GT also has (had?) associated programs with other universities in GA, often in lower cost of living areas for similar tuition costs. You'd attend those schools and get a GT engineering degree, some required you to transfer to GT main campus after your second year. I'm not familiar with how these programs currently work or if they still exist but they did a decade ago.
Downside of GT is that they're very picky about transferring in credits for math and science courses. They're less picky about the english and history and other courses that are required. So the community college/associates degree thing only takes you so far there but you can probably knock out 6-8 courses at a community college and transfer them in.

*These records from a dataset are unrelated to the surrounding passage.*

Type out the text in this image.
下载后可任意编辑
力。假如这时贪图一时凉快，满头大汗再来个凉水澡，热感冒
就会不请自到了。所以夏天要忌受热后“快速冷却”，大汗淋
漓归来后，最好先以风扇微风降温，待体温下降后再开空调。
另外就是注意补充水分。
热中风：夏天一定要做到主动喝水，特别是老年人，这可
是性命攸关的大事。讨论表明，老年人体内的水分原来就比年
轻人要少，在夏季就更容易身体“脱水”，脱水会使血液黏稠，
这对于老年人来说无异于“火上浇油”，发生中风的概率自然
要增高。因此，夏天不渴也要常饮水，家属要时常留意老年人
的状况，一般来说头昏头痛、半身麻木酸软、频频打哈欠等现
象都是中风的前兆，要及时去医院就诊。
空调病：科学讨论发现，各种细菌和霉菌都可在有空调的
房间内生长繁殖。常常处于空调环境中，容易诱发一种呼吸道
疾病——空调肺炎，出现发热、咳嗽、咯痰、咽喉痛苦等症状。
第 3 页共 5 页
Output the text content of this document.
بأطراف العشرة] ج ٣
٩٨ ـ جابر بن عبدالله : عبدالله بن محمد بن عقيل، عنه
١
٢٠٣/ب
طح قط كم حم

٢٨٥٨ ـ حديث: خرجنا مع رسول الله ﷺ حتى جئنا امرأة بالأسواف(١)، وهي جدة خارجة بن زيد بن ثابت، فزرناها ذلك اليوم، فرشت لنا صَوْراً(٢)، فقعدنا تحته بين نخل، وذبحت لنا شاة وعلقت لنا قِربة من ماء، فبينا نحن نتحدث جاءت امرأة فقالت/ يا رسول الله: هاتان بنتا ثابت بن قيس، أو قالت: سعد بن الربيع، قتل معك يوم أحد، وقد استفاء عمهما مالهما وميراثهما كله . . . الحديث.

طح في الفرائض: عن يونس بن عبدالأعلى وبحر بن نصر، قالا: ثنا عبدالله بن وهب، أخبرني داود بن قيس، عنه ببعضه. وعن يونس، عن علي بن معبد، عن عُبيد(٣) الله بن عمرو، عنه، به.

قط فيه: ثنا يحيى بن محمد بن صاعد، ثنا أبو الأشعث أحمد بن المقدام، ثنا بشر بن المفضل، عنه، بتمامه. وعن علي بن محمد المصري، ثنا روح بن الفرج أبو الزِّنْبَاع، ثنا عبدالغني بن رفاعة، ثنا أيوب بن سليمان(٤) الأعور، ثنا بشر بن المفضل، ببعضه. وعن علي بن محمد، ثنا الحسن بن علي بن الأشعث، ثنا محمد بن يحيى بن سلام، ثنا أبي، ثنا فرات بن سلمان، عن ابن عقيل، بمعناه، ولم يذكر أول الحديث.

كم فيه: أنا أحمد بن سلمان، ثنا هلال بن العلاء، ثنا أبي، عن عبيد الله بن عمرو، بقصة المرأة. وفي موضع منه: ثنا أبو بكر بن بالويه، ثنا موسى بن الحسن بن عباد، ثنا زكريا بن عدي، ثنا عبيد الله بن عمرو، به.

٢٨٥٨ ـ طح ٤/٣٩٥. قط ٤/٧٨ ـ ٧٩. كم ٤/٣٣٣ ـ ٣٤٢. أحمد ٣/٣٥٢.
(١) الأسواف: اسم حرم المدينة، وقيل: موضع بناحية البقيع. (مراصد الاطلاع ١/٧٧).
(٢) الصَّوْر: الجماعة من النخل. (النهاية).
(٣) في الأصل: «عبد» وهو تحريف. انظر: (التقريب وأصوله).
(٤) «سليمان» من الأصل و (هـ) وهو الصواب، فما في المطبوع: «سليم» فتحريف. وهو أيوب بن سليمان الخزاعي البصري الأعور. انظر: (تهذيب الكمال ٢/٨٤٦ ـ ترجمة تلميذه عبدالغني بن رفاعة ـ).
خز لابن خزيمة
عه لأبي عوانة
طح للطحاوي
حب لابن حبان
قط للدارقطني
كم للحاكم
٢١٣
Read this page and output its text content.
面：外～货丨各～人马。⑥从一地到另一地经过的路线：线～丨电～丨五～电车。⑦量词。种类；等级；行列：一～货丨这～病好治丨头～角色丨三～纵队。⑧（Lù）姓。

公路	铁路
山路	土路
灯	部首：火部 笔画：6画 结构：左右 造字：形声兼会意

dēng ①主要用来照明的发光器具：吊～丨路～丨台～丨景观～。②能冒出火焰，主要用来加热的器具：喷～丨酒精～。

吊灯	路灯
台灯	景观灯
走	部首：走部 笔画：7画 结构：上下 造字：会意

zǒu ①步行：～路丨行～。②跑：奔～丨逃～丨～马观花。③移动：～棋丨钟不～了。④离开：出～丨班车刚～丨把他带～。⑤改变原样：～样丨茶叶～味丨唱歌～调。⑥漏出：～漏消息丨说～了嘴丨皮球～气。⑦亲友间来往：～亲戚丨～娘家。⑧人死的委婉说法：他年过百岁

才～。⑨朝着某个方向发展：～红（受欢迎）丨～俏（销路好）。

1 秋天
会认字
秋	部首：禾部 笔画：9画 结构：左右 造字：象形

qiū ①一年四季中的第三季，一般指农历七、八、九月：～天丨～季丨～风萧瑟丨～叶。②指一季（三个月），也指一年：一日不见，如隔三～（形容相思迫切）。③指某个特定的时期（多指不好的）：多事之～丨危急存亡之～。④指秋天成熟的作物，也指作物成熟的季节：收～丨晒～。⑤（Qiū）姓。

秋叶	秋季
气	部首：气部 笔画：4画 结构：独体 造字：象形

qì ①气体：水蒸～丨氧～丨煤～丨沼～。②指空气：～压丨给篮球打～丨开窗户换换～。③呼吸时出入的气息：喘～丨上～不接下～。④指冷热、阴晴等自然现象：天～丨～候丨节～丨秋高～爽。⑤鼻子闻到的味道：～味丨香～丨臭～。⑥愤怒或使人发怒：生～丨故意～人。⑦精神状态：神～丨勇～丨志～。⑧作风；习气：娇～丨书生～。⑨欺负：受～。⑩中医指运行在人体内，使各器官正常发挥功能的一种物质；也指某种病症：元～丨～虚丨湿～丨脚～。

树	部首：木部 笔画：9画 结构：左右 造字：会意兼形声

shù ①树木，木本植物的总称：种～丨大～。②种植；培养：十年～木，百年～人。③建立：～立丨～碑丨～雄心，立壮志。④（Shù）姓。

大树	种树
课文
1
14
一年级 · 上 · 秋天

For other state universities, like with GT, you'll want to consider moving to the state for a year or so before attending to establish residence in the state.
For private universities, you can look into them but three things: They're very picky on admittance (because so many people try to get in), their costs are much higher though they offer discounts based on your income/wealth, they're often in higher cost of living areas. Even if you get steeply discounted tuition costs, the cost of living will still give you a high annual cost for attendance.
MS/PhD - Everyone suggesting this is delusional. You cannot start these programs without a bachelors unless you've somehow demonstrated exceptional ability in the field already. From your post, you've done nothing with either mechanical or electrical engineering so these are non-starters for you.
Online - This is an option. However for engineering degrees you'll be missing out on all the hands-on work. If you're an unusually dedicated student (this is more common with older students though), you can get some of this with a home lab but it won't be the same. Get internships and coops to make up for your lack of hands-on experience. Speaking frankly, I would be very disinclined to hire a student with an online engineering degree and no internships or coops in the field (I would hire them into an internship or coop program, though). The lack of hands on experience would suggest they're all theory and no practice, that's not a useful person to hire and would make you less competitive if up against candidates from an in-person program with a decent reputation.
Also, really interesting about GT. That's definitely a good chunk of savings so I'm going to look more into that today.
I agree about the online, when I was looking at the programs I figured there was no way someplace I'd really like to work would hire me without hands on experience. The hands on experience is what sounds the most exciting to me and it's by far the best way I learn.
This is wrong. There are several ABET accredited online engineering degrees. Each fulfill the rigorous standards including labs. Some schools have you buy a kit, some schools make you show up occasionally, none of the ABET accredited schools are “theory only”.
Moreover all ABET accredited schools award you a full degree. Literally no one will put “completed online” on their resume and you would never know the difference. Nor should you care - an accredited degree is equivalent to an on-campus degree in every way including rigor.
Your lack of knowledge in this area is apparent and you shouldn’t scare OP off something you clearly do not understand.